Migrantinnen und Migranten stehen im Mittel 31,8 m² (pro Kopf) zur Verfügung, der deutschen Vergleichsbevölkerung 46,4 m². Die beengtesten Wohnverhältnisse lassen sich wiederum für die Herkunftsgruppen feststellen, die am ehesten in prekären Einkommensverhältnissen leben. Migrantinnen und Migranten aus den OIC-Ländern und Syrien sowie aus Fernost stehen im Durchschnitt weniger als 30 m² pro Kopf zur Verfügung.“

Bildung, Ehrenamt, Kontakte

Aber gleichzeitig zeigt die Befragung, dass die durchschnittliche Bildungszeit der migrantischen Bevölkerung in den vier Jahren deutlich gestiegen ist: „Im Durchschnitt haben die Leipziger Migrantinnen und Migranten knapp 11,5 Jahre eine Schule bzw. eine Bildungseinrichtung besucht. Im Jahr 2016 lag dieser Wert noch bei 10,9 Jahren.

Ein starker Zuwachs an Bildungsinvestitionen lässt sich für die Herkunftsgruppe OIC-Ländern und Syrien feststellen. Von 9,6 Jahren Verweildauer im Bildungssystem (2016) geben die Befragten aktuell 10,7 Jahre (+1,1 Jahre) an. Auch die realisierte Bildungszeit der Leipzigerinnen und Leipziger aus Südeuropa ist von 11,3 auf 12,3 Jahre relativ stark gestiegen.“

20 Prozent der Befragten geben an, in einem Verein, Verband, einer ehrenamtlichen Initiative oder einer Partei aktiv zu sein. Die beliebtesten Partizipationsmöglichkeiten bieten Vereine und Verbände, 14 Prozent der Migrantinnen und Migranten besitzen eine entsprechende Mitgliedschaft. Acht Prozent engagieren sich in einer ehrenamtlichen Initiative, während nur zwei Prozent Mitglied in einer Partei sind.

65 Prozent der Migranten haben auch einen Bekanntenkreis, in dem sie regelmäßig deutsche Mitbürger treffen. Andere haben diese Begegnungen auf der Arbeit (57 Prozent) und in der Nachbarschaft (58 Prozent), leben also auch nicht wirklich isoliert. Fehlende Kontakte mit Deutschen geben nur 7 Prozent der Befragten an.

Die Werte zu diesen Kontakten korrespondieren natürlich auch mit der Frage, ob das Auskommen mit den deutschen Mitbürgern als gut empfunden wird.

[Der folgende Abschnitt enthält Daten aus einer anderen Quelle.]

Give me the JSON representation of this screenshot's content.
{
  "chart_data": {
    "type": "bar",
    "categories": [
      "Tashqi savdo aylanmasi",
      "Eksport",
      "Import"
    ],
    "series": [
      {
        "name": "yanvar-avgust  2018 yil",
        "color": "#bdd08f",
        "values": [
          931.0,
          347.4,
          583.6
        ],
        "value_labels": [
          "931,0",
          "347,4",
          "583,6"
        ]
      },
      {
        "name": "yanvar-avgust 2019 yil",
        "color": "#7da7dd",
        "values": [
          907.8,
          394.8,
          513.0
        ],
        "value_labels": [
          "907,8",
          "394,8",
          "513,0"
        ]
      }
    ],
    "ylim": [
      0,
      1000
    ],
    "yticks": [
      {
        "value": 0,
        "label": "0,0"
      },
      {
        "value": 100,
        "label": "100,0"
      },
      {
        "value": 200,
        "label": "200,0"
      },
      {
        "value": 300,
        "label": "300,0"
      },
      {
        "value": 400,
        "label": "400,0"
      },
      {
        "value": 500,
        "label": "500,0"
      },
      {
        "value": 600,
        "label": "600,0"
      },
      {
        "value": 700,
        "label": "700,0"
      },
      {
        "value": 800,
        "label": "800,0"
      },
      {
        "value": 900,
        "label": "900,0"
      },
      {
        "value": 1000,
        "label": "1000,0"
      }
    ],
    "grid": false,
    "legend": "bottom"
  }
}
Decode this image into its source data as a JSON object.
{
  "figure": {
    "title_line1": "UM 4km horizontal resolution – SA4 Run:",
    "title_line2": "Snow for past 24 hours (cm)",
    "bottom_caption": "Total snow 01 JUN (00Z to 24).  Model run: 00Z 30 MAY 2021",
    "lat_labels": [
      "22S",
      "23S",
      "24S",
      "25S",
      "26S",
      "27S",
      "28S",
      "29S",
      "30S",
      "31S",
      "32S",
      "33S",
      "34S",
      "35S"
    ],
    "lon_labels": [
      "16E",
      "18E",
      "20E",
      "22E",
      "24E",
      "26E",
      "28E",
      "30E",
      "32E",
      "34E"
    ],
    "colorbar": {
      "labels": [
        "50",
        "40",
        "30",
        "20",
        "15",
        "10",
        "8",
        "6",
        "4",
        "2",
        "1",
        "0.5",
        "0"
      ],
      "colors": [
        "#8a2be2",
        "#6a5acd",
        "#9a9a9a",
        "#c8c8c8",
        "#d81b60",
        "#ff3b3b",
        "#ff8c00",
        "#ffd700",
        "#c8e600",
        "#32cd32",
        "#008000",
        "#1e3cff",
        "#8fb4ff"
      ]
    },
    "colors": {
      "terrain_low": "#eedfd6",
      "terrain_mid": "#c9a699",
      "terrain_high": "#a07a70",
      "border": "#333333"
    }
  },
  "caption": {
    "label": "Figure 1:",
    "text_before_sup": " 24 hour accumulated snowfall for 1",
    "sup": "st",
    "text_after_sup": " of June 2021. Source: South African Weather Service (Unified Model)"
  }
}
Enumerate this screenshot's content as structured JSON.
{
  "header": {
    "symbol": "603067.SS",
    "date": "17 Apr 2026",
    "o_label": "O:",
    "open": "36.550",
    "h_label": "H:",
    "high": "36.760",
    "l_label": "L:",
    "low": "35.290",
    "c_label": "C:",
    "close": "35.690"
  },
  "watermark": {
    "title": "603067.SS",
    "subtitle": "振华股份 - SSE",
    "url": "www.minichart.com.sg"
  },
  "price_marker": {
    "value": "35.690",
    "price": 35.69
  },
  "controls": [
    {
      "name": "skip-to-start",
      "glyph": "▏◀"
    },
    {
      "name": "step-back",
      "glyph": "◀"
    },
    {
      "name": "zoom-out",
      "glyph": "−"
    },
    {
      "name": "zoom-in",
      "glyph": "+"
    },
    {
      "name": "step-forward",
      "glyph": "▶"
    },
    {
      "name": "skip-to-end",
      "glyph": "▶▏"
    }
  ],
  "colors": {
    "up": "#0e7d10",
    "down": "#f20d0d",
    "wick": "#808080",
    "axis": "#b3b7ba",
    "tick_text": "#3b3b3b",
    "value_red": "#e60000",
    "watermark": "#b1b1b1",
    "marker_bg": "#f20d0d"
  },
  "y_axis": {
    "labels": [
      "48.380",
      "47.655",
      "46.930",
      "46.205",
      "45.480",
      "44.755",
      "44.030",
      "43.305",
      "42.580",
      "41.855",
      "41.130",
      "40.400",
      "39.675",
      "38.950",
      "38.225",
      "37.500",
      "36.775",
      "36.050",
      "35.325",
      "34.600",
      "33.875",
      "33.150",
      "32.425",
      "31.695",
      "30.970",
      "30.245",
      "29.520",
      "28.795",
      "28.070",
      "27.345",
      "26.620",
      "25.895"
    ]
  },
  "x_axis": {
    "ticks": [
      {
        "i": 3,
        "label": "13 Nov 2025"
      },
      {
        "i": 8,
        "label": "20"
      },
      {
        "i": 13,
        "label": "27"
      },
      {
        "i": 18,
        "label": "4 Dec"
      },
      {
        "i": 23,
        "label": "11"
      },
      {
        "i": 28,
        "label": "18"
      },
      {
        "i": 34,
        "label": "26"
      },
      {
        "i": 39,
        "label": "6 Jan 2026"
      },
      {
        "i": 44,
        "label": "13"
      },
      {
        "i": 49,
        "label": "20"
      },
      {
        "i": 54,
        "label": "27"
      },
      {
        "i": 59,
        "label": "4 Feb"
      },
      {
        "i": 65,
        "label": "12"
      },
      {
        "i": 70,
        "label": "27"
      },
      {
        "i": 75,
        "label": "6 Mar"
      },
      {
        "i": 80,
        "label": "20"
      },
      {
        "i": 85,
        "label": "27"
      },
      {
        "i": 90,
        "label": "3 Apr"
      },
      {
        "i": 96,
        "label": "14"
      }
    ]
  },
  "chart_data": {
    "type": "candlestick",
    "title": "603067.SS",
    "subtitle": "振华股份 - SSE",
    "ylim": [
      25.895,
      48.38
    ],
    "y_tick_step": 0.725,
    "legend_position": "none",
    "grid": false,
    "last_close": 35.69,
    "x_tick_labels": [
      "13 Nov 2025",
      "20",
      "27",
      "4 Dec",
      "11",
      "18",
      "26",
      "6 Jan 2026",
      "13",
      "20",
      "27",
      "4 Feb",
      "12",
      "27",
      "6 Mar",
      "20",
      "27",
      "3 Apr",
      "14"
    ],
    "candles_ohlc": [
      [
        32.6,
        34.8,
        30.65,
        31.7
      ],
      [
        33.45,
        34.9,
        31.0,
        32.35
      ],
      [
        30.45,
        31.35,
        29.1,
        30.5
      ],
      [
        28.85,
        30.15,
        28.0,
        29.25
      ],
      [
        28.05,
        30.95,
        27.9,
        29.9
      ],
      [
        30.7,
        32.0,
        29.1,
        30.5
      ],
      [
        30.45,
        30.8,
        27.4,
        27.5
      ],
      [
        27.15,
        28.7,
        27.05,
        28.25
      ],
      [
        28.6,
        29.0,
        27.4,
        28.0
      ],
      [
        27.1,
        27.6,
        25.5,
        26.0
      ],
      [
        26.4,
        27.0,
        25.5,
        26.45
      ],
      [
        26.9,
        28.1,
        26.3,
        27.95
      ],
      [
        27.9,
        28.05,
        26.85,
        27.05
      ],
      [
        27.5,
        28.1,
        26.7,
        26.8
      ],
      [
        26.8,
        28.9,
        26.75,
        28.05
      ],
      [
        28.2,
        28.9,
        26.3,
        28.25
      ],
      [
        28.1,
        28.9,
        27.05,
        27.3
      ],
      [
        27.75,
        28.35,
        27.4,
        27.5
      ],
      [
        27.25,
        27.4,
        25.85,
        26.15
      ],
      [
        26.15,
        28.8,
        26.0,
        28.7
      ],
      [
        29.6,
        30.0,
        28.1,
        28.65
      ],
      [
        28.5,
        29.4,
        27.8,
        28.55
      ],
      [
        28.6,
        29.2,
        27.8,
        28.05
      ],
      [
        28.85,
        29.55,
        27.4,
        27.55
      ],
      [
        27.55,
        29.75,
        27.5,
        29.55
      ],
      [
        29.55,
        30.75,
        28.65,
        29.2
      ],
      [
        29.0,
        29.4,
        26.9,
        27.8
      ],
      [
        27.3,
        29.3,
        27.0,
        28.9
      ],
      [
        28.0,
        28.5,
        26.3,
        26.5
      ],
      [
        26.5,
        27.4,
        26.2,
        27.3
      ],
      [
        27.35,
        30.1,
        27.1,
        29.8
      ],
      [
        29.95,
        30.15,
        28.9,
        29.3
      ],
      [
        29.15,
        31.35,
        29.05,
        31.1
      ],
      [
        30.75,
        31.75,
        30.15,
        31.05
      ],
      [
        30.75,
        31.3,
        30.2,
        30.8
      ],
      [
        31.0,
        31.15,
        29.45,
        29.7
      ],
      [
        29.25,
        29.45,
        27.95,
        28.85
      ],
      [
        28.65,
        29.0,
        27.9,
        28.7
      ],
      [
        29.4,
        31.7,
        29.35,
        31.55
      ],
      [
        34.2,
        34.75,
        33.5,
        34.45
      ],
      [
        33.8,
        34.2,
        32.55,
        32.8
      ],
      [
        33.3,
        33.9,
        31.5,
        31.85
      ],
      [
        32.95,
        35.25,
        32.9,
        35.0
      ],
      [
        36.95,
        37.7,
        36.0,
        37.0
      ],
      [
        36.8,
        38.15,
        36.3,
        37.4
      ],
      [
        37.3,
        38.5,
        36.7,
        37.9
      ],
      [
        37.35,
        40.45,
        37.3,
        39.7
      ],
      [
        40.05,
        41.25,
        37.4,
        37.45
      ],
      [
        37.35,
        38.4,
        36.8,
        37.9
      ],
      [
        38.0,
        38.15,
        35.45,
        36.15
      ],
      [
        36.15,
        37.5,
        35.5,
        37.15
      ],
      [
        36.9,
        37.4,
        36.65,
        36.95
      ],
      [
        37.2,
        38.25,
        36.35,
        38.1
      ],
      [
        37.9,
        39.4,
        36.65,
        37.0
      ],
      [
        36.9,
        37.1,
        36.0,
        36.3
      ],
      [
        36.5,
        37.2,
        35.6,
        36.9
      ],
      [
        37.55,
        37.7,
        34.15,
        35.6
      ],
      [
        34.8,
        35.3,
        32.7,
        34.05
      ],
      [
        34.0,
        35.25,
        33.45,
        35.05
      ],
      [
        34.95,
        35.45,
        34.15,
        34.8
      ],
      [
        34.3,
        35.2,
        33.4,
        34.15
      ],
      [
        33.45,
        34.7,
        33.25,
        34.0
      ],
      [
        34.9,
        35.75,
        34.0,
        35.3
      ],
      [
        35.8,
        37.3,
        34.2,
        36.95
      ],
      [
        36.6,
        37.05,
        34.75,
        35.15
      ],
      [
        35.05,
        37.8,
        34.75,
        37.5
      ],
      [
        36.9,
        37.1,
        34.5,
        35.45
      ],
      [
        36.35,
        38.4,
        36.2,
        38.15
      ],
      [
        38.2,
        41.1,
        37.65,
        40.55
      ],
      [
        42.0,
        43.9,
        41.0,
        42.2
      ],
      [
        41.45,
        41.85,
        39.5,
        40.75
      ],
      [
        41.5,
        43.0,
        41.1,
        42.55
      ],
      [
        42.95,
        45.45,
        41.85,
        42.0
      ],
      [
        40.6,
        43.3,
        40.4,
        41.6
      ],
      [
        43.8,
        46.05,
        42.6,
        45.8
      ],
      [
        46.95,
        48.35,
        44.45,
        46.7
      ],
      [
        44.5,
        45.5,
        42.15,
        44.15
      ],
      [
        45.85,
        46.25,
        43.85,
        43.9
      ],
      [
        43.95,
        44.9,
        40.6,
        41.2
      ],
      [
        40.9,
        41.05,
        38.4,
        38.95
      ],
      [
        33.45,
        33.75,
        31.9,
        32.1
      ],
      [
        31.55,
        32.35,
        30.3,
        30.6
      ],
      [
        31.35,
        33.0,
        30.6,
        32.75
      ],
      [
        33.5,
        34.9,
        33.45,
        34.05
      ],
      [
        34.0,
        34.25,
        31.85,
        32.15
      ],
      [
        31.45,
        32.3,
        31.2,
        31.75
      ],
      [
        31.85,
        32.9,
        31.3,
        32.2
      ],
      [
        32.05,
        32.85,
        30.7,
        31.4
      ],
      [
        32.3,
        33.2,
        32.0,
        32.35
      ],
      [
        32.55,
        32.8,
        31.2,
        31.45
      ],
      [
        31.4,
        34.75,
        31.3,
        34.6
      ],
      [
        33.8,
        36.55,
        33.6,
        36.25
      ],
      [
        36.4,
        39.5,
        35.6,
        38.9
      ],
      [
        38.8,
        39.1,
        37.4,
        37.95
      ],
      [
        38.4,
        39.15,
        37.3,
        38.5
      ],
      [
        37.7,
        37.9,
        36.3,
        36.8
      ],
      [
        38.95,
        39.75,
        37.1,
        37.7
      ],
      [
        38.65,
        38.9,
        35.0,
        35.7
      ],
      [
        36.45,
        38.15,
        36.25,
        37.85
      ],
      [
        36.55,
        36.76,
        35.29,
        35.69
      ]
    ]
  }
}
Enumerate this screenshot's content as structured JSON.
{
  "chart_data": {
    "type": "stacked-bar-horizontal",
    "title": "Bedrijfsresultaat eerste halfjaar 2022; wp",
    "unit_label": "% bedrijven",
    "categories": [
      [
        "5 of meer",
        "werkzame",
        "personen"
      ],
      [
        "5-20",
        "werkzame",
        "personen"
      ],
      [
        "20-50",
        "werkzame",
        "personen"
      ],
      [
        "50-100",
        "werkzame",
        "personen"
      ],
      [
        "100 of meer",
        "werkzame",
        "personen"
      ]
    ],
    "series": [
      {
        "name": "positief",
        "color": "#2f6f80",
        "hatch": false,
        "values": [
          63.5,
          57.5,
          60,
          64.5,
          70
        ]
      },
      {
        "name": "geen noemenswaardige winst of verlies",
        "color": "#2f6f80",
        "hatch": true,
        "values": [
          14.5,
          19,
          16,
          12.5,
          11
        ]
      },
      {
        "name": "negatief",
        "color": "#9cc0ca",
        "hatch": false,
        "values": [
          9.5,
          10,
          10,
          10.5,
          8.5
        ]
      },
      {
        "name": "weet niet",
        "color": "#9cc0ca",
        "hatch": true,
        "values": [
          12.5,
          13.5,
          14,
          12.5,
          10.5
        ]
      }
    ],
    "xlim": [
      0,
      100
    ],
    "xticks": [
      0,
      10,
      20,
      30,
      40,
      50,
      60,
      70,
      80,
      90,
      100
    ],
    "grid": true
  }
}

Mit Abstand am häufigsten genannt werden kommunale Probleme, die sich dem Thema Verkehr zuordnen lassen: 45 Prozent aller Migrantinnen und Migranten nennen Aspekte aus diesem Themenkomplex. Auch in der Kommunalen Bürgerumfrage 2020 wurde unter den Befragten mit deutscher Staatsangehörigkeit mit 47 Prozent ein ähnlich hoher Wert ermittelt.

Pandemiebedingt wurde die Befragung kontaktlos über einen Mix aus Online-Befragung, schriftlicher Befragung und Telefoninterviews realisiert. Für die Befragung standen 19 verschiedene Sprachvarianten des Fragebogens zur Verfügung. Die Ergebnisse repräsentieren die 25 zahlenmäßig stärksten Herkunftsgruppen in Leipzig.